The company owns and operates the assets after the properties come in. Rubin said that landlords get shares in a diversified portfolio similar to a real estate investment trust.

Someone who owns a $500,000 house can sell it to Flock and get $500,000 worth of shares in the fund. The shares and portfolio both appreciate in value.

Rubin said that they collect and hold back a portion of the rental income for maintenance, property taxes and insurance.

Some people decide to invest their money while others decide to use the money to redeem their shares over time.

Rubin said that it can be used as an estate planning tool. They can either put their ownership on pilot or live off of diversified income.

The company makes money by acting as an asset manager of the fund and charging management fees, which is 1% of the value of someone's account. If the landlord had sold the home traditionally, it would save them money in taxes and other things.
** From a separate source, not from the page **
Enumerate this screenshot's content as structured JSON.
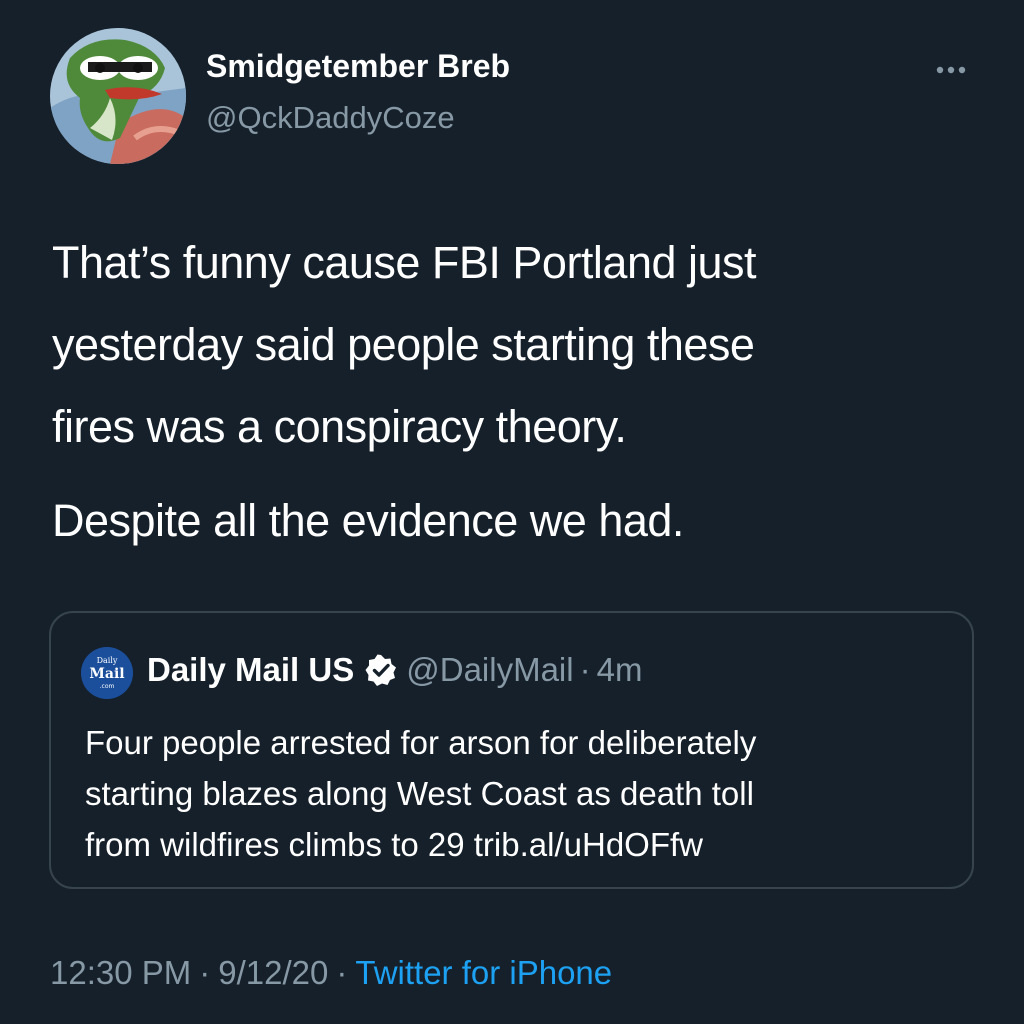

In its portfolio, Flock has over 100 homes in Denver, Austin, Texas and Kansas City. The company plans to launch in Seattle and a few other markets this year.

Institutions have been doing this for a long time via a mechanism called a 721 Exchange and it takes an army of lawyers and tax professionals to make it work. Rubin said that they are building technology to streamline that process.

A $25 million mansion outside of Palo Alto won't be included in a standardized portfolio of homes the company aims to build. It uses third-party valuation models to come up with a fair market value.

The way it works is that a landlord submits information about a house to the website. The Flock team uses a proprietary valuation system to derive a headline valuation, and then makes adjustments to the final price based on the amount of repairs and deferred maintenance found in the house. Rubin said that the company never profits off a house value.

He said that they were focused on making sure the system was fair and transparent.

If homes depreciate in value, what do you do? Rubin said the aim is to only include homes with more upside potential.

Rubin said that they look for homes that will add value to other landlords and owners. It might keep going up and down. We only take homes that we feel confident we can operate efficiently and provide good returns to owners and good experiences for the residents who are living there.

The image is from Flock homes.

The latest financing brings the total equity raised to $32.50 million. It has dual headquarters in Denver and San Francisco with 17 employees.

The capital from this raise will be used to build out its technology and hire more people. Rubin said that the company doesn't need cash to buy homes and instead uses money from when people roll their equity from their homes.

Alex Rampell believes that it can be difficult to just retire as a landlord.

He said that being a landlord means you need to fix toilets, worry about vacancies, find tenants, and more.

He was drawn to the fact that any landlord could roll their properties into the portfolio it has created, while still providing the former landlord with the same income stream with no immediate tax consequences.

In the process, it is assembling a powerful machine to aggregate many properties, democratizing investor access and improving resident experiences with technology.